Typically, the contractor is responsible for obtaining the all-risk and civil liability insurance. Generally, it includes any risk inherent to the construction works, including constructions adjacent or within the construction site, personal damage and death, basic cover for activities and real estate, subsoil installations, demolition, machines used for work, foundations, propping and other works, and sudden and unforeseeable pollution. The insurance policy usually covers gross liability, design errors, employers’ liability and damage to property.

Guarantee Funds

From the amounts paid by the client to the contractor, the client usually withholds 5% of the total amount of each invoice, until they have accrued a guarantee fund equivalent to 5% of the construction price to guarantee compliance with the obligations of the contractor under the construction agreement.

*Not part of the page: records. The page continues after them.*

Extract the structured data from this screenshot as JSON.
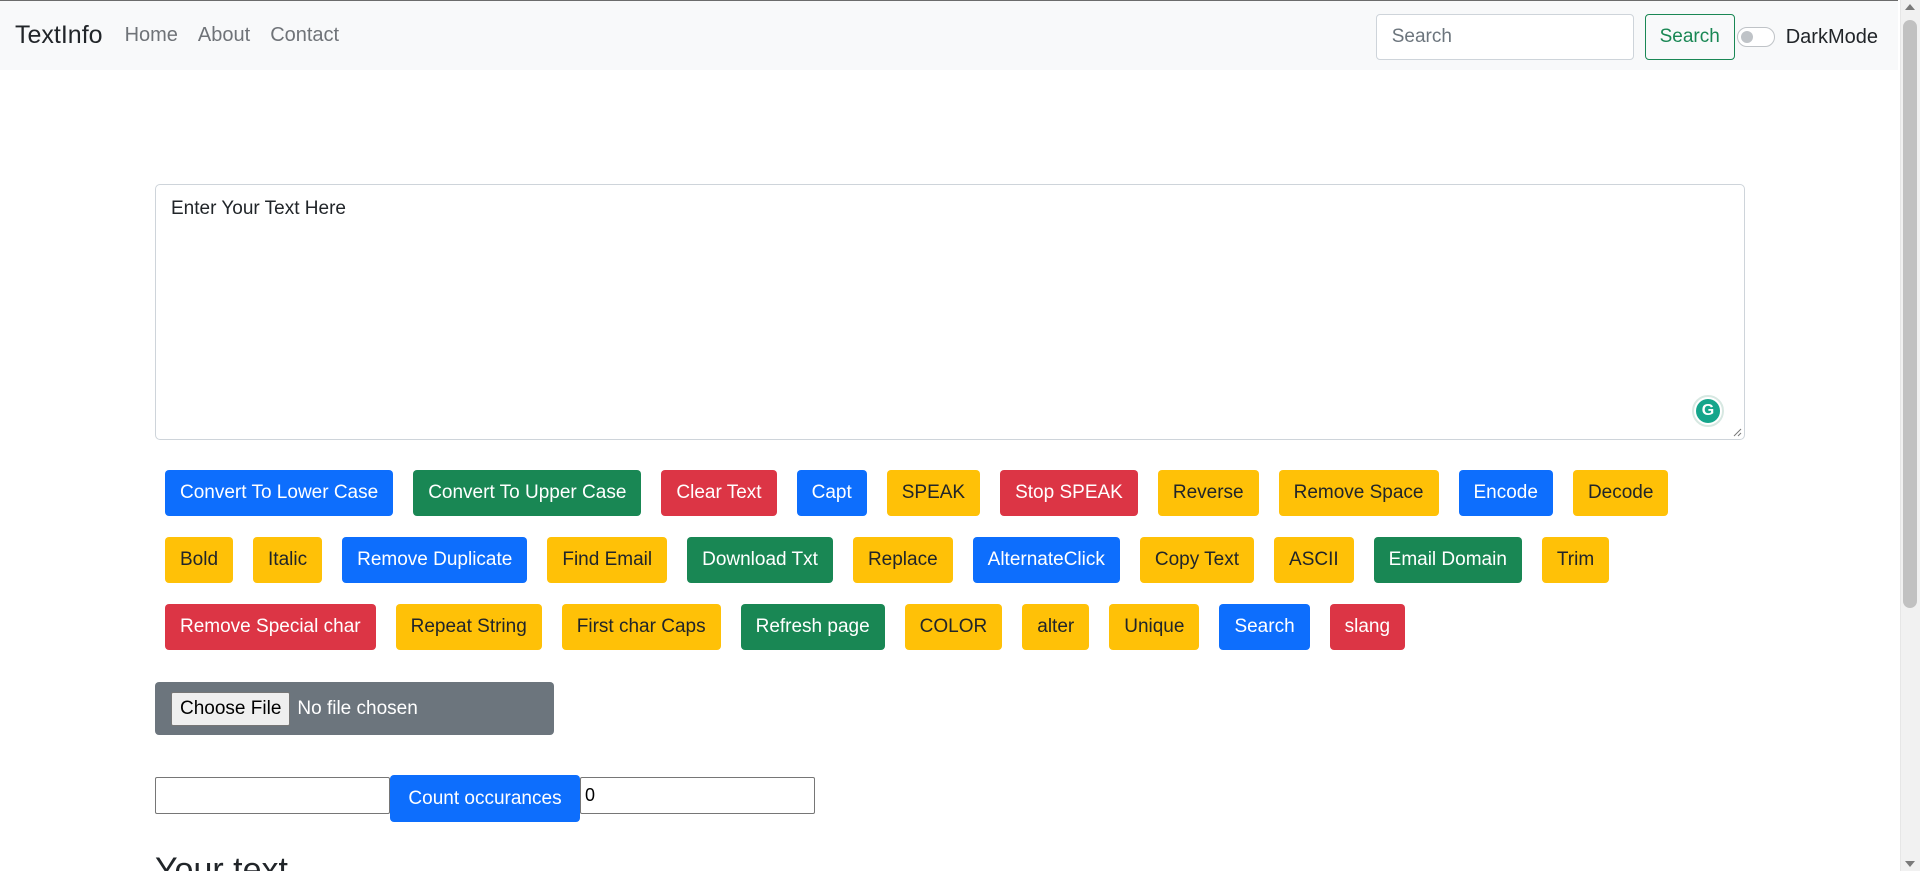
{
  "navbar": {
    "brand": "TextInfo",
    "links": [
      "Home",
      "About",
      "Contact"
    ],
    "search_placeholder": "Search",
    "search_button": "Search",
    "darkmode_label": "DarkMode"
  },
  "editor": {
    "placeholder": "Enter Your Text Here",
    "grammarly_icon": "G"
  },
  "button_rows": [
    [
      {
        "label": "Convert To Lower Case",
        "style": "primary"
      },
      {
        "label": "Convert To Upper Case",
        "style": "success"
      },
      {
        "label": "Clear Text",
        "style": "danger"
      },
      {
        "label": "Capt",
        "style": "primary"
      },
      {
        "label": "SPEAK",
        "style": "warning"
      },
      {
        "label": "Stop SPEAK",
        "style": "danger"
      },
      {
        "label": "Reverse",
        "style": "warning"
      },
      {
        "label": "Remove Space",
        "style": "warning"
      },
      {
        "label": "Encode",
        "style": "primary"
      },
      {
        "label": "Decode",
        "style": "warning"
      }
    ],
    [
      {
        "label": "Bold",
        "style": "warning"
      },
      {
        "label": "Italic",
        "style": "warning"
      },
      {
        "label": "Remove Duplicate",
        "style": "primary"
      },
      {
        "label": "Find Email",
        "style": "warning"
      },
      {
        "label": "Download Txt",
        "style": "success"
      },
      {
        "label": "Replace",
        "style": "warning"
      },
      {
        "label": "AlternateClick",
        "style": "primary"
      },
      {
        "label": "Copy Text",
        "style": "warning"
      },
      {
        "label": "ASCII",
        "style": "warning"
      },
      {
        "label": "Email Domain",
        "style": "success"
      },
      {
        "label": "Trim",
        "style": "warning"
      }
    ],
    [
      {
        "label": "Remove Special char",
        "style": "danger"
      },
      {
        "label": "Repeat String",
        "style": "warning"
      },
      {
        "label": "First char Caps",
        "style": "warning"
      },
      {
        "label": "Refresh page",
        "style": "success"
      },
      {
        "label": "COLOR",
        "style": "warning"
      },
      {
        "label": "alter",
        "style": "warning"
      },
      {
        "label": "Unique",
        "style": "warning"
      },
      {
        "label": "Search",
        "style": "primary"
      },
      {
        "label": "slang",
        "style": "danger"
      }
    ]
  ],
  "file_input": {
    "button_label": "Choose File",
    "status": "No file chosen"
  },
  "count": {
    "input_value": "",
    "button_label": "Count occurances",
    "result_value": "0"
  },
  "section_title": "Your text"
}
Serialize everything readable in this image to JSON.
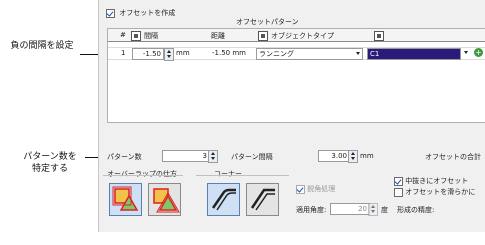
{
  "callouts": {
    "spacing": "負の間隔を設定",
    "pattern_count_line1": "パターン数を",
    "pattern_count_line2": "特定する"
  },
  "header": {
    "create_offset_label": "オフセットを作成",
    "pattern_title": "オフセットパターン"
  },
  "table": {
    "columns": [
      "#",
      "間隔",
      "距離",
      "オブジェクトタイプ"
    ],
    "rows": [
      {
        "index": "1",
        "spacing": "-1.50",
        "spacing_unit": "mm",
        "distance": "-1.50 mm",
        "object_type": "ランニング",
        "color": "C1"
      }
    ]
  },
  "pattern": {
    "count_label": "パターン数",
    "count_value": "3",
    "spacing_label": "パターン間隔",
    "spacing_value": "3.00",
    "spacing_unit": "mm",
    "total_label": "オフセットの合計"
  },
  "overlap": {
    "label": "オーバーラップの仕方"
  },
  "corner": {
    "label": "コーナー",
    "bevel_label": "鋭角処理",
    "angle_label": "適用角度:",
    "angle_value": "20",
    "angle_unit": "度"
  },
  "options": {
    "hollow_label": "中抜きにオフセット",
    "smooth_label": "オフセットを滑らかに",
    "precision_label": "形成の精度:"
  },
  "colors": {
    "color_swatch": "#2a1a7a",
    "accent": "#1a4fb5"
  }
}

The guarantee fund is typically used by clients to address any defect, liabilities or claims against the contractor that may arise from the construction agreement, including (but not limited to) the payment of liquidated damages or where the contractor fails to comply with any obligation established in the agreement.

There is also the possibility of limiting contractor’s liability or capping it at a certain amount, depending on the project and the specific negotiations. Other than with respect to the maximum liability under the law or limitation or prohibition of certain damages (consequential, risk of loss, etc) under the law, all the provisions relating to indemnification, risk of loss, waivers and limitations of liabilities are freely negotiated by the parties.

Parties may agree that the owner is entitled to monetary compensation/liquidated damages if certain milestones or completion dates are not achieved. Unless there is a force majeure event or delays caused by the owner or third-party factors such as licences or permits, liquidated damages for any incomplete work are usually paid. The payments by contractor of penalties or other amounts (damages) are usually guaranteed through the issuance, for the benefit of the owner and/or owner lenders, of:

  • performance and advance payment bonds;
  • letters of credit; and
  • parent or third-party guarantees, in addition to payment holdbacks as agreed by the parties.

The most common way for owners to seek to guarantee a contractor’s performance of a project is to obtain performance bonds, including advance payment and performance bonds. However, letters of credit, parent guarantees, holdbacks and escrow accounts are also common.

Contractors and/or designers cannot lien or otherwise encumber a property in the event of non-payment. In Mexico, there are no mechanical liens as in other jurisdictions.

However, it is important to note that in the case of certain equipment (ie, elevators and air conditioning equipment), the seller or manufacturer may include a domain reserve in their sales agreement, which allows them to retain ownership of the equipment until payment is made. This domain reserve must be registered in the Mexican Federal Register of Property and Commerce (RUG).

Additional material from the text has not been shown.